Super-suppression of long wavelength phonons in constricted nanoporous geometries

TL;DR

This paper demonstrates that specific nanoporous geometries with constrictions can super-suppress long-wavelength phonons, significantly reducing thermal conductivity beyond traditional predictions, using advanced simulation techniques.

Contribution

It introduces a novel nanoporous design that traps long-wavelength phonons, achieving super-suppression of heat transport not accounted for by Matthiessen's rule.

Findings

Long-wavelength phonons are effectively trapped in constricted nanoporous geometries.

Thermal conductivity is reduced below Matthiessen's rule predictions.

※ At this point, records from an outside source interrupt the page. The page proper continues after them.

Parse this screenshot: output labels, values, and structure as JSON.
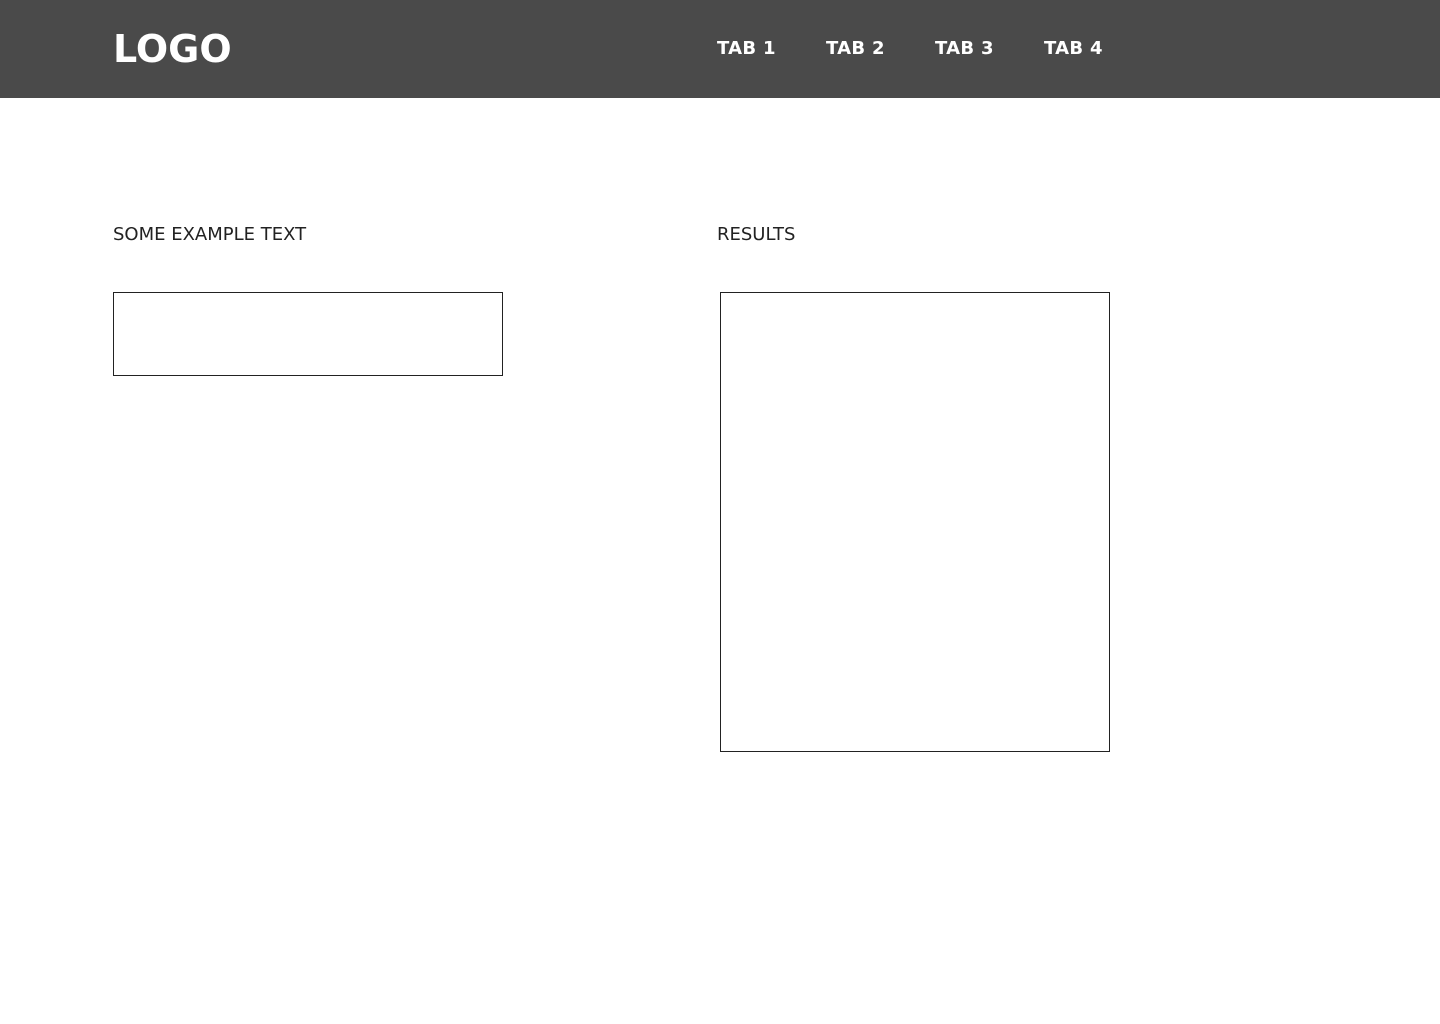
{
  "header": {
    "logo": "LOGO",
    "tabs": [
      {
        "label": "TAB 1"
      },
      {
        "label": "TAB 2"
      },
      {
        "label": "TAB 3"
      },
      {
        "label": "TAB 4"
      }
    ]
  },
  "main": {
    "left_label": "SOME EXAMPLE TEXT",
    "right_label": "RESULTS"
  },
  "colors": {
    "header_bg": "#4a4a4a",
    "header_text": "#ffffff",
    "body_text": "#222222",
    "border": "#222222"
  }
}
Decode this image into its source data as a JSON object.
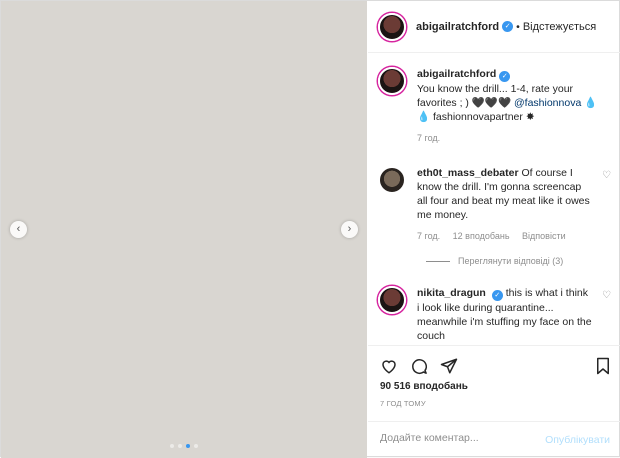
{
  "post": {
    "username": "abigailratchford",
    "follow_status": "Відстежується",
    "media_placeholder_text": "",
    "carousel": {
      "count": 4,
      "active_index": 2
    }
  },
  "caption": {
    "username": "abigailratchford",
    "text": "You know the drill... 1-4, rate your favorites ; ) 🖤🖤🖤",
    "mention": "@fashionnova",
    "tag": "fashionnovapartner",
    "age": "7 год."
  },
  "comments": [
    {
      "username": "eth0t_mass_debater",
      "text": "Of course I know the drill. I'm gonna screencap all four and beat my meat like it owes me money.",
      "age": "7 год.",
      "likes": "12 вподобань",
      "reply_label": "Відповісти",
      "view_replies": "Переглянути відповіді (3)"
    },
    {
      "username": "nikita_dragun",
      "text": "this is what i think i look like during quarantine... meanwhile i'm stuffing my face on the couch"
    }
  ],
  "engagement": {
    "likes": "90 516 вподобань",
    "timestamp": "7 ГОД ТОМУ"
  },
  "comment_box": {
    "placeholder": "Додайте коментар...",
    "publish_label": "Опублікувати"
  }
}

Super-suppression results from heat trapping and anticorrelated heat currents.

Abstract

In a typical semiconductor material, the majority of heat is carried by long wavelength, long mean-free-path phonons. Nanostructuring strategies to reduce thermal conductivity, a promising direction in the field of thermoelectrics, place scattering centers of size and spatial separation comparable to the mean-free-paths of the dominant phonons to selectively scatter them. The resultant thermal conductivity is in most cases well predicted using Matthiessens rule. In general, however, long wavelength phonons are not as effectively scattered as the rest of the phonon spectrum. In this work, using large-scale Molecular Dynamics simulations, Non-Equilibrium Greens Function simulations, and Monte Carlo simulations, we show that specific nanoporous geometries, which create narrow constrictions in the passage of phonons, lead to anticorrelated heat currents in the phonon spectrum. This results in super-suppression of long-wavelength phonons due to heat trapping, and reductions in the thermal conductivity well below what is predicted by Matthiessens rule.